EQUILIBRISTA EM CIMA DO MURO
Beatriz Galvão
 
 

, todavia, entre champanhas nacionais em copos de plástico, afirmou categoricamente que jamais se envolveria novamente. Os sisos trocados pelos risos faziam o hino daquela noite em que, num deserto de almas, também desertas, uma alma especial reconheceu a outra de imediato. Recordo-me, contudo, de tudo: dos momentos sonhados aos chocolates não comidos. Metafísicas rasgadas para nunca mais, embrulhadas em folha de estanho e tombadas ao chão. Ele, que conheceram logo por quem não era, perdeu-se por não desmentir. E hoje encontro-me aqui, jogado ao chão, eventualmente nas mãos de alguém que sequer o conheceu e que agora o analisa em partes. Sou a parte dura, mais frágil deste homem que não soube ser brasa nem além. Parte mais afetada dessa vida mal-escrita, contarei do amor não vivido que ainda guardo aqui dentro:

Chovia muito e, há muito, não se lembrava do que era ter os cabelos alongados pelas lágrimas de uma natureza enfurecida. -se fosse, ao menos, capaz de me ouvir enquanto podia, ouviria: "a natureza se enfurece quando a negamos dentro de nós mesmos!". Nós, na garganta. Do coração. -mas nunca abrira a cabeça para que florescesse o mais que humano em sua frágil respiração. O céu, àquele dia, lavou as ruas, as cidades, as matas, as pessoas. O céu choveu histórias, lavou almas, levou lamas e tudo, então, ficou à mostra para todos. Para quem quisesse ver. Para quem fosse capaz de se ouvir. Me lembro. Estava ajoelhado após ter corrido becos e avenidas. "Sem saída possível", pensava. Deveria mata-lo, para que tudo fizesse sentido. Para que nunca mais tivesse de mata-lo por dentro. Seu melhor amigo: morto. O vira saindo com outro homem, travestido de mulher. Uma farsa! Apenas saia, silicone barato, maquiagem. Farsa! Todas as histórias, as confissões, as risadas... toda a cumplicidade se perdera num só minuto. E porque fugia? De que ele mesmo fugia agora? Me lembro. Fugia porque ouvia às avessas o que eu dizia: "Corra, enquanto é tempo. Rápido!"

O amor, com todo o seu tenebroso esplendor, chegara, mas faltou-lhe um golpe de asa. Ficou aquém. Não soube rasgar os manuais sociais e virar a mesa do bar. Não soube, jamais, quão curta era a distância entre os lábios dele e de seu amigo.

"Meu Deus!" -pensava ele - "Não pode ser verdade! Tantas noites eu rezei. Quanto de mim já chorei por mulheres, por desespero, por cobiças frustradas, até pelo sofrimento alheio, meu Deus! Quanto de mim não se desperdiçou contando os dias da primavera, apenas para reencontrar os olhos dela? Quanto de mim se perdeu, não sendo?"

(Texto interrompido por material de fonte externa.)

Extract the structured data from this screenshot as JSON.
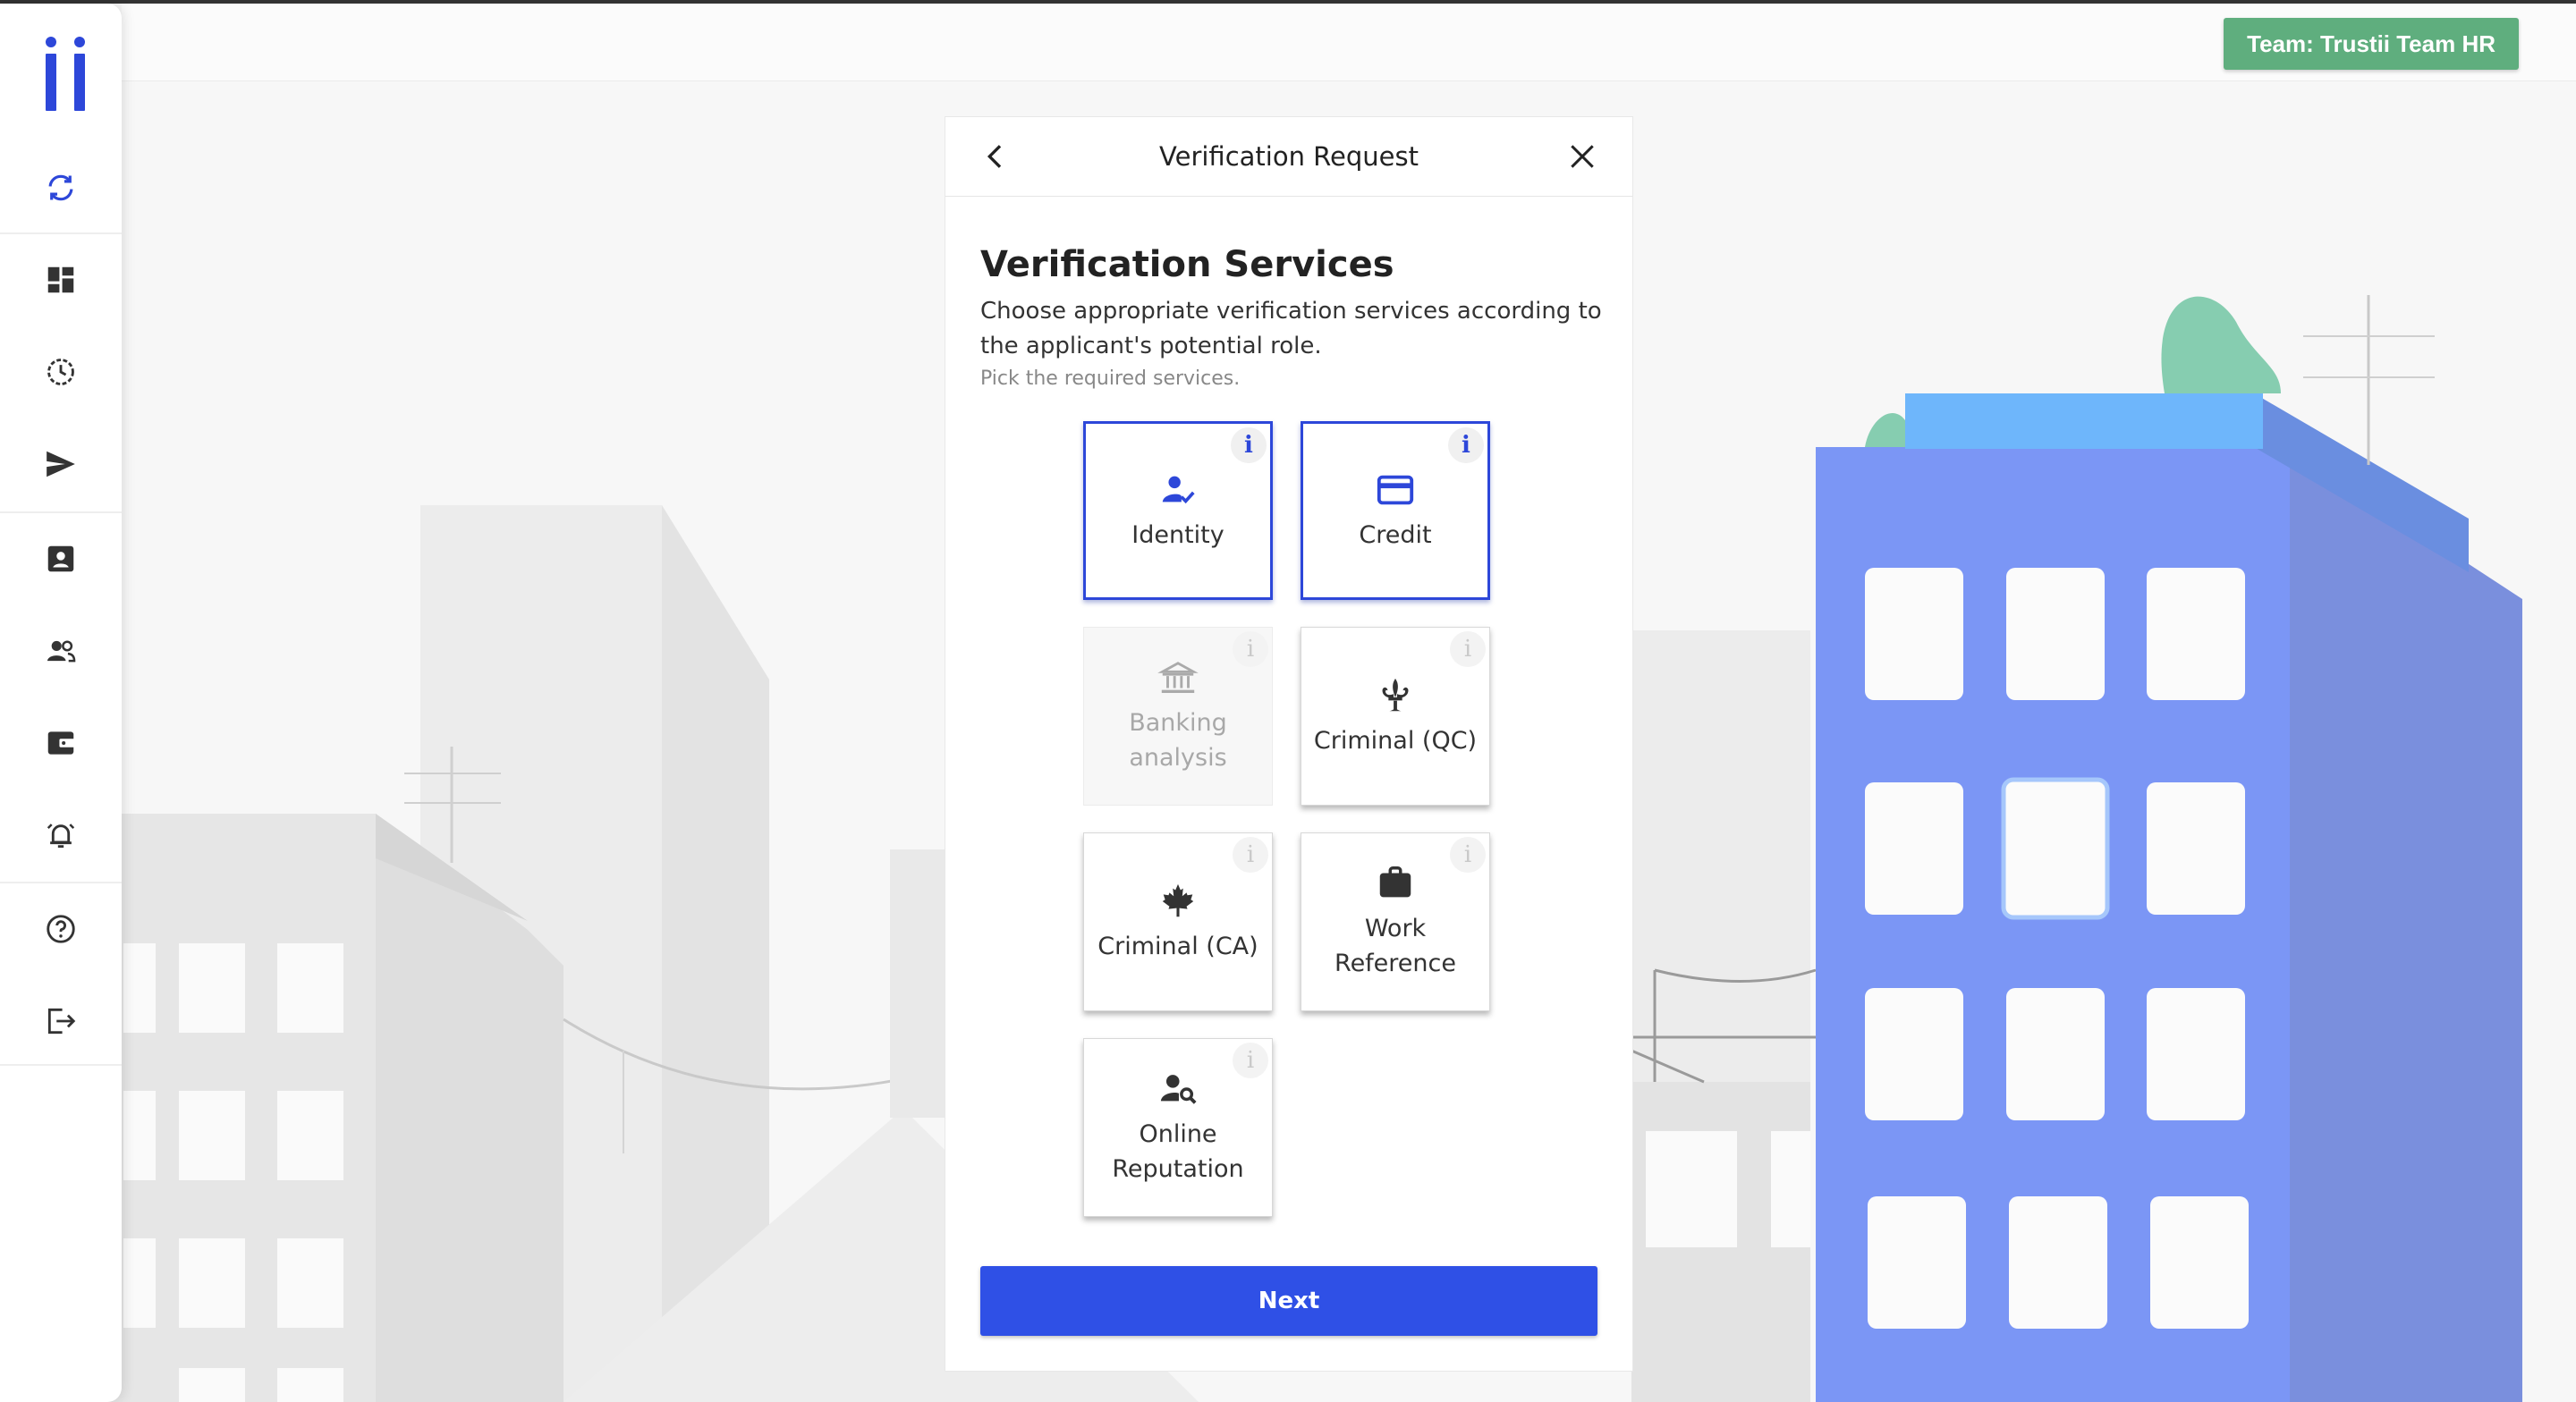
{
  "team_badge": "Team: Trustii Team HR",
  "sidebar": {
    "items": [
      {
        "icon": "refresh-icon"
      },
      {
        "icon": "dashboard-icon"
      },
      {
        "icon": "history-icon"
      },
      {
        "icon": "send-icon"
      },
      {
        "icon": "contact-card-icon"
      },
      {
        "icon": "people-icon"
      },
      {
        "icon": "wallet-icon"
      },
      {
        "icon": "alarm-icon"
      },
      {
        "icon": "help-icon"
      },
      {
        "icon": "logout-icon"
      }
    ]
  },
  "dialog": {
    "title": "Verification Request",
    "services_title": "Verification Services",
    "description": "Choose appropriate verification services according to the applicant's potential role.",
    "hint": "Pick the required services.",
    "next_label": "Next",
    "info_glyph": "i",
    "cards": [
      {
        "label": "Identity",
        "icon": "person-check-icon",
        "state": "selected"
      },
      {
        "label": "Credit",
        "icon": "credit-card-icon",
        "state": "selected"
      },
      {
        "label": "Banking analysis",
        "icon": "bank-icon",
        "state": "disabled"
      },
      {
        "label": "Criminal (QC)",
        "icon": "fleur-de-lis-icon",
        "state": "default"
      },
      {
        "label": "Criminal (CA)",
        "icon": "maple-leaf-icon",
        "state": "default"
      },
      {
        "label": "Work Reference",
        "icon": "briefcase-icon",
        "state": "default"
      },
      {
        "label": "Online Reputation",
        "icon": "person-search-icon",
        "state": "default"
      }
    ]
  },
  "colors": {
    "accent": "#2f50e6",
    "selected_border": "#2d47d9",
    "team_badge": "#5fae7e",
    "building_blue": "#7b96f5"
  }
}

Tarde demais. Toda razão, toda palavra, valia nada. Dor sem fim de ter vivido no espaço entre. Quase o amor, quase o triunfo e a chama. Quase o princípio e o fim -quase a expansão... E, hoje, duro e quente, examinam-me e ao resto de seu corpo, a fim de descobrirem o motivo de sua morte prematura: coração.